From grown ups to school kids, all should be able to contribute to resolve issues.
Such as that collaborative site where people fold atomic structures to come up with inovative strands of chemicals that help cure diseases and so on.
So for example - say we need a formula to work out some kind of physics problem, like teletransportation or something. The site can have all the currently available stuff on there and in various formats, either written down or in graphic format. This way anyone on earth can work to solve snags.
The same could work for all other issues.
Usually things get discovered where you least expect and genius isn't taught in school.

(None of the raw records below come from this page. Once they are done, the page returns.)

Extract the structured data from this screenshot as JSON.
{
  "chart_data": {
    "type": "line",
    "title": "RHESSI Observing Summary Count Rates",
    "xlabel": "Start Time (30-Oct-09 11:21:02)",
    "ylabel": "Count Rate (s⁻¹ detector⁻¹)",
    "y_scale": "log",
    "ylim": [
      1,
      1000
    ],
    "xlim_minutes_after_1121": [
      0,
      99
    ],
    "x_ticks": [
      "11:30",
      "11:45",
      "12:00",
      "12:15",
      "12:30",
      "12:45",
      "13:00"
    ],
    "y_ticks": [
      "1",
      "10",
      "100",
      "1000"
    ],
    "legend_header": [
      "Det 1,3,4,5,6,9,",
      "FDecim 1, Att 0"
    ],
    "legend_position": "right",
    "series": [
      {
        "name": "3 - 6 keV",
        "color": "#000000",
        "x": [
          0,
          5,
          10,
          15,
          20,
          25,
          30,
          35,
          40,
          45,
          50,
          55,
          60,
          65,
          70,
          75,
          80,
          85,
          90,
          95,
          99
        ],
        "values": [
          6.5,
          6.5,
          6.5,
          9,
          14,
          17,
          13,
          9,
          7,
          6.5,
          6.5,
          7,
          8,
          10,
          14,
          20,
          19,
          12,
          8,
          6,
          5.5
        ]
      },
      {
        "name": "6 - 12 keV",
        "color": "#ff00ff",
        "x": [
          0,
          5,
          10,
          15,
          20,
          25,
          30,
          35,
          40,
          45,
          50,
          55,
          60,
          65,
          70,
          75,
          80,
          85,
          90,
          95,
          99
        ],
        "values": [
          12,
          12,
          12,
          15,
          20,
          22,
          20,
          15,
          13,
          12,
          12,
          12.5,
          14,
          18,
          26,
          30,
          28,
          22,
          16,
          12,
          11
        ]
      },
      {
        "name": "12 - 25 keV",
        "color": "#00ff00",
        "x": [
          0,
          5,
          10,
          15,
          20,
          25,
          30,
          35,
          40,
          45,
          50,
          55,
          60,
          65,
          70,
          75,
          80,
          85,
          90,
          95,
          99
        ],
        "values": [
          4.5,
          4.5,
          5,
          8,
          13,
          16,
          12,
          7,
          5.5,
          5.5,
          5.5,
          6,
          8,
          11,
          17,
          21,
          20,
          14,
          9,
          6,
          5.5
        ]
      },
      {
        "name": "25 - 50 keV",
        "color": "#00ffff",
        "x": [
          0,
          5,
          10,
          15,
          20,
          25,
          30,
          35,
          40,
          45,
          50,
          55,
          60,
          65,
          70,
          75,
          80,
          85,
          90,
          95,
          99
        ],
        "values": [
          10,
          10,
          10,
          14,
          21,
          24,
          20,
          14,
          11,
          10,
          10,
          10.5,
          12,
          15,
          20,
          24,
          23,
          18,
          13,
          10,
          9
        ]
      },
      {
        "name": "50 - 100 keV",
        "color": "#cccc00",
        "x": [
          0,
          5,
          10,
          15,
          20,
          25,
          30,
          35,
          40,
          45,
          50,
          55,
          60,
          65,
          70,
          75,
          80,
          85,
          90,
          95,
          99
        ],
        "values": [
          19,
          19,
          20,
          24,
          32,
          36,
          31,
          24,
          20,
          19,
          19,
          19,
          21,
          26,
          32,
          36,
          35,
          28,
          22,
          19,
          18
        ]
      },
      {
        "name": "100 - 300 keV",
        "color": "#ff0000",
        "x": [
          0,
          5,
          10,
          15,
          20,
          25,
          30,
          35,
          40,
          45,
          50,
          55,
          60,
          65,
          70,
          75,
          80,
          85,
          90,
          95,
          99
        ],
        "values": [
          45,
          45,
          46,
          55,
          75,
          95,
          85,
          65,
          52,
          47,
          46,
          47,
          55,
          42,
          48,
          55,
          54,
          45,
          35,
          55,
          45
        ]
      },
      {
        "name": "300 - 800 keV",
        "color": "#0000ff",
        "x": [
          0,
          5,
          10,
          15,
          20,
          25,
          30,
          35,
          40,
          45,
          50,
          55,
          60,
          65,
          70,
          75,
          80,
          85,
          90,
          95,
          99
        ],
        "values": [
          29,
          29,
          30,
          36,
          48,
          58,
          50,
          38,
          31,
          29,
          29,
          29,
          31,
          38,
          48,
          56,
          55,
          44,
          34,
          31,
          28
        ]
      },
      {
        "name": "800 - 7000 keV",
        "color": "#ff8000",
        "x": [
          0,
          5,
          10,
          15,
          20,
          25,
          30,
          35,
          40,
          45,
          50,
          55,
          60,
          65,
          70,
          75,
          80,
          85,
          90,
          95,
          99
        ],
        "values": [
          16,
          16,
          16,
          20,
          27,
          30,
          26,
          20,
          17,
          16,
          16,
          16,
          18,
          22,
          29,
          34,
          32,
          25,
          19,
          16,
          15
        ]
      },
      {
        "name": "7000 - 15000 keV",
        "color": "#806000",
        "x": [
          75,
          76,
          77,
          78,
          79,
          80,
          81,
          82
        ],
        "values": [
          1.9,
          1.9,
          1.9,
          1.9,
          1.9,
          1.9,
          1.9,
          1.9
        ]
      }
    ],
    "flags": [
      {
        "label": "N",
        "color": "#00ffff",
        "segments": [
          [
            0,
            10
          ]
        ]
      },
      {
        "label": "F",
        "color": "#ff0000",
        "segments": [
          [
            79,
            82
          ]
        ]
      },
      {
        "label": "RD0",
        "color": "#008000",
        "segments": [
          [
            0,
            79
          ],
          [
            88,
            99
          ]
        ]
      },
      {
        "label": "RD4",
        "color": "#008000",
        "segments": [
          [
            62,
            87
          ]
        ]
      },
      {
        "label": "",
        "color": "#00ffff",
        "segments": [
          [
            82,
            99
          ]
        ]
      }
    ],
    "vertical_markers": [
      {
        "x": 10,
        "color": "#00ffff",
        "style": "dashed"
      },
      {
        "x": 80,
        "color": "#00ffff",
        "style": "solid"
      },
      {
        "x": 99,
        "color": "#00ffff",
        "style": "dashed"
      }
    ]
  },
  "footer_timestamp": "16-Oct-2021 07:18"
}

Some people have incredible spatial capabilities and are able to picture solutions to problems without knowing how they did it. So if a problem were to be shown in some kind of spatial form just like in that atom folding site I am almost sure all things can be solved.
Kenneth.Spicer
A space elevator is not that practical actually. It's not a matter of engineering. It is just a really BIG target for some nut bag to blow up. And should that happen, think about the outcome. The cable alone would be made of diamond and wrap 3-4 times around the world. That'll make the dinosaur killing asteroid look like a peble in a pond. A sling shot or rail gun makes more sense. As for this, no direct return on investment, but in developing the tech, we start mining the asteroids and reaping unknown benifits. Absolutely go for it.
Jon A.
The picture of interstellar space that is slowly emerging definitely works in our favor for interstellar travel. That is, interstellar space may have many planet-sized objects in it.
That could make interstellar travel a series of manageable hops, rather than a single very long voyage.
Once you are at the outer edge of the solar system, you might already be halfway to the next stopping point.